第4話 妖精界中継魔術

 娯楽というのは、生きていくうえで非常に大切なものだ。

 たとえどんなに生活が苦しくとも、人は何かしらの楽しみを見つけるものであり、娯楽は誰の人生にも密接にかかわってくる。


 この世界での一番人気のある娯楽は、やはり芝居だろうか。楽師たちの奏でる音楽に耳を傾けながら、美しい衣装をまとった出演者たちが歌い踊る。その調べは時に悲しく、時には楽しく観客である我々の心を打つ。

 ちなみにこれは余談ではあるが、私は竪琴の音色がとても好きだ。アマーリエ・ フロリアノヴァーの個人演奏会には何度も足を運んだものである。ダンジョンに潜った時もいつだって、アマーリエの演奏を脳裏に浮かべながら無事に生還すると誓った。

 それほどに、娯楽とは人生にとって大切な物だ。けれども残念なことに日常的にそばに置いてはおけない。ましてや劇場に住むなんていう幸運は滅多に訪れるものではない。


 ところが、かのニホンでは家の中にテレビというものがあり、いつでも好きなときに芝居を見ることができたのだ。

 なんと素晴らしい!

 テレビがどんなものかを説明するのは少し難しいが、頑張ってみよう。
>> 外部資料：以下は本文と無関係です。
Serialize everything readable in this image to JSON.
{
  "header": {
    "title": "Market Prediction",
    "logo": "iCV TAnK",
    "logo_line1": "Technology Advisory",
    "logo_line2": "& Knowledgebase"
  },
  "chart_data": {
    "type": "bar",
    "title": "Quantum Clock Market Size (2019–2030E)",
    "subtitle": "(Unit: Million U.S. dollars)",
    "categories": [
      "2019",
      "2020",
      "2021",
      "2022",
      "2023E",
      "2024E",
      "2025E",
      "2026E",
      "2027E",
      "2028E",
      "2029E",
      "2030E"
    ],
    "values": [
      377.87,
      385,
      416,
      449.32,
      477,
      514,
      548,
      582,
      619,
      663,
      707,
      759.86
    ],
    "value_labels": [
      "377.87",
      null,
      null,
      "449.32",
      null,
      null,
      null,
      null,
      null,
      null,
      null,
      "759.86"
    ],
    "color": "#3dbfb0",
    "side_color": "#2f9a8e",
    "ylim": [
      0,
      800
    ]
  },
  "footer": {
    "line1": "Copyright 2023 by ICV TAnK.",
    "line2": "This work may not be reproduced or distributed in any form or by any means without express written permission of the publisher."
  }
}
それは長方形の黒い板で、部屋の隅に設置されている。魔道具の一種であり、魔法の使えないニホンではカガクの力で動かすことができる。カガクの力を流すと黒い板の表面に芝居をする人々の絵が映り、刺激的な音楽が流れる。『映画板えいがばん』とでも名付けようか。

 前世の記憶を思い出した私が一番に欲したのは映画板であった。そして長い時間をかけて魔術式の開発に努めてきた。


 ここで諸君には残念なお知らせがある。私は未だ魔道具としての映画板を開発するには至っていない。

 しかし魔術師クレイドル・ハングマーサは、挫折したまま這いつくばっている男ではないのだ。試行錯誤を繰り返し、ついに娯楽を簡単に提供できる魔術を完成させた。これはこの魔術書の目玉と言ってもいいだろう。

 複雑に描かれた魔術式を無理に読み解く必要はない。中央の黒い四角い部分を見てほしい。これはまだ映画板というにはあまりにも小さく映せるものも限定的だ。けれどこの黒い四角の中には確かに娯楽がある。


 この魔術式は素晴らしいことに、可愛らしい妖精が歌い踊る姿をいつでも映すことができる。大気の中を漂う微弱な魔力の中から、妖精の発するそれだけを探してこの黒い画面の中に映し出すのだ。映画板というには非常に限定的な使い方なので、私はこれを妖精界中継魔術と名付けた。


 今、私にとって一つだけ心配なことがある。妖精という生き物がどれくらい人々に認知されているんだろうか。妖精を全く知らない人にとっては、この妖精世界中継魔術は如何いかほどの価値も無いものに映るかもしれない。そんなとき私に出来るのは、ただ愚直に妖精の可愛さを伝える事のみだ。


 妖精は世界のいたるところに住んでいる。大人の男性のてのひらくらいの大きさで、おそらく男女の区別はないだろう。

 虹色に光る羽を持つ以外は人とよく似た姿をしているが、服は着ていない。少し透き通っている。いつも飛び回っているので注視するのは難しく、きらきらと幻想的に輝いている。アマーリエ・フロリアノヴァーはまるで妖精のようだと評されるが、つまり妖精とはそれだけ美しい生き物なのだ。

 彼らはいつも楽しそうに舞い踊り、少しキイキイと高い音ではあるが歌をうたう。昼よりも夜の方が見つけやすいが、実は昼も見えにくいだけで案外身近にいるということが研究により分かっている。


 諸君はこの妖精界中継魔術によって、どんな時間帯でも付近の妖精の魔力を解析し、画面に映し出すことができる。勉強の合間の暇な時間や、家族が旅に出て寂しい夜、遠征中のダンジョンの中での不安な野営時にも、この妖精の踊りを見て心を紛らわせてみてはいかがだろうか。もちろんダンジョンの中で見るときは、安全確保を怠らないように。


 さてこの素晴らしい妖精界中継魔術は、なんとたったの15Gのクレジットを支払うだけで使うことができる。しかも二時間も!

 もしかしたら妖精の歌を聴いているうちに、妖精魔術に開眼する者が出る可能性すらある。そのような事例があれば、ぜひ私へ知らせてほしい。

 なお、この妖精界中継魔術で妖精の姿が受信できるのは、この魔術書の周囲100メル(注1)程度である。万が一その範囲に妖精がいなかった場合もクレジットは返還できないのでそこは了承してほしい。妖精を探しながら歩き回ることは可能。


――――――

(注1) 1メルは一般的な魔術師の使う木の杖とほぼ同じ長さである。剣で言えばおよそロングソードくらいだ。